Wednesday, 23 May 2012

Packaging: bottle cap torque testing

Torque testing of PET bottle closures is performed to identify the torque required to open a closed cap. Systematic testing informs line managers that their capping machines are applying sufficient torque to produce the necessary degree of seal - but not excessive torque, which would make opening difficult.
"Spinners" are an unwanted occurrence in capping and can be caused by materials or excessive capping torque. Normal spinners are of two types:
  1. Following slip (initial break) torque, the cap's bridges do not break and the cap spins around the thread but is not separable from the bottle, resulting in a bottle whose cap is unscrewed but still attached.
  2. When closure torque is applied, the lid or cap does not bind to the thread and come to rest creating a tight seal, but continues to travel. The cap spins around the thread and returns to its state prior to tightening. Subsequent tightening results in the same.
Testing closure torque alerts managers to such problems, saving costs resulting from waste, downtime, and returns.

An Orbis torque tester is ideal for simple pass/fail closure torque tests. The following describes a typical test procedure:

  • An acceptable torque range is defined by registering minimum and maximum torque values (1 and 1.5 N, for example) on the Orbis. For enclosure opening tests, counter clockwise is specified (clockwise if measuring tightening torque).
  • The user places the bottle on the platen, then winds in the pegs to grip it securely. This prevents the bottle rather than the cap rotating when torque is applied.
  • The user zeros the display to cancel any torque detected during placement of the bottle, and then twists the cap in a counter-clockwise direction as if opening the bottle normally.
  • The Orbis detects the peak torque and reports this as the torque required to open the container. If this reading is between the minimum and maximum, the sample passes. If the torque required to open the container is outside the specified range (i.e. above the maximum or below the minimum), the sample fails. The torque reading will reveal if insufficient or excessive torque was applied by the capping machines. If several samples fail, a production line supervisor would call a technician to increase or decrease the torque exerted by the capping machines.
The Tornado torque tester is capable of all the functions of the Orbis, but has an additional, vital function: tamper evident testing.

Tamper-evident closures are a standard quality feature of beverage bottles and containers of other liquids that would degrade if adulterated or exposed.
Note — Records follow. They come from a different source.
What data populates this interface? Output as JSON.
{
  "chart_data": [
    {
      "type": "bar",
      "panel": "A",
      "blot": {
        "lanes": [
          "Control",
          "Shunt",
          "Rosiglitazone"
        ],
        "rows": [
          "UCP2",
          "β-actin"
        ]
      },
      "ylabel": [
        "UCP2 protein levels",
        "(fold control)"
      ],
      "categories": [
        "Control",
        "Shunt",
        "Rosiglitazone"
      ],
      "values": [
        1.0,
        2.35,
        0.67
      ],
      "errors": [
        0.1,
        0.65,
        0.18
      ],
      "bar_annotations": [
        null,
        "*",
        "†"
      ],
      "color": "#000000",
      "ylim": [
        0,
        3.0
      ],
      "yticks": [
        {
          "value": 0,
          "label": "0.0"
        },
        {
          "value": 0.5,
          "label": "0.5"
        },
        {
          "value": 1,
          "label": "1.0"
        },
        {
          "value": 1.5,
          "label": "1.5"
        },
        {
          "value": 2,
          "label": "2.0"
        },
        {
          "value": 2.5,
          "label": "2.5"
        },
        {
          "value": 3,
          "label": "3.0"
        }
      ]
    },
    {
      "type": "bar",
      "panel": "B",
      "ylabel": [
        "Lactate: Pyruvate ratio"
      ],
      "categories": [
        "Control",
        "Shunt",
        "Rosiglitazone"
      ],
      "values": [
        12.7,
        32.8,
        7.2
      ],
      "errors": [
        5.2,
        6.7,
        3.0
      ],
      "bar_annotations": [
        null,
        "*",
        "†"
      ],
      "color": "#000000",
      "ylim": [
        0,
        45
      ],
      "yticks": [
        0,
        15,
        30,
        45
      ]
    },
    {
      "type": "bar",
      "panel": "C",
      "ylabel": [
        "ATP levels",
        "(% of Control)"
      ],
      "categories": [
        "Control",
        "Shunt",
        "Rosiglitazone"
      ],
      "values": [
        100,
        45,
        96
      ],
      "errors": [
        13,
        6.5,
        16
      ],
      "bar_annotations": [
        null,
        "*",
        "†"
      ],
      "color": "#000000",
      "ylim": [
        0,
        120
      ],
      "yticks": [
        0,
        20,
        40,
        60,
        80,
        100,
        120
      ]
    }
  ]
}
Tamper-evident closures consist of two parts - a cap and a band, which are connected by a “bridge” of regularly spaced, fine plastic tags. The content of a bottle that is capped with a tamper-evident closure can be accessed only if the cap is fully rotated counter clockwise (i.e. opened). This rotation will snap the bridge, resulting in separation of cap from band. A broken bridge provides visible evidence of prior opening or tampering.

To measure the torque required to breach a tamper-evident closure, the Tornado takes two peak torque readings: “slip torque”, which is the first and normally higher reading, and “bridge torque”, which is the second, normally lower reading. Slip torque identifies the torque required to initiate rotation of the cap around the thread of the bottle. Bridge torque identifies the torque required to initiate rupturing of the bridge. The Tornado can be easily configured to report these two torque readings.

A tamper-evident test can be quickly and easily configured with a simple push-button procedure:
  • %Tamper-evident is selected on the Tornado's menu screen, and a % selected (5% is the default - meaning the Tornado will identify a second peak when it detects a torque that is 5% below first peak)  
  • The bottle is placed on the platen and the user winds in the pegs to grip the bottle securely.
  • To cancel any torque reading resulting from bottle placement, the user zeros (resets) the Tornado.
  • The user then twists the cap and continues rotating it until the bridge is broken.
  • The first and second peak torques appear on the Tornado’s display and identify slip and bridge torque respectively.
The tamper-evident test reveals whether or not the cap can be removed and the bridge broken using pre-specified torque. Testing slip and bridge torque informs the bottlers that their product is leaving the production line properly sealed for integrity and consumer safety.

A Vortex-xt (pictured) motorized tester can provide much more sophisticated torque testing of container lids and caps. The Vortex-xt can output torque data in realtime to its touchscreen display/interface (Vortex-xt) or to a computer, where data can be displayed as a graph. Data and tests can be stored on the touchscreen or a computer for future retrieval. Test results can be overlaid for purposes of comparison. The grips and motorized rotation provide far greater sample stability and uniformity of torque, creating higher accuracy of results and reducing the influence of the variables that occur with manual, handheld testing.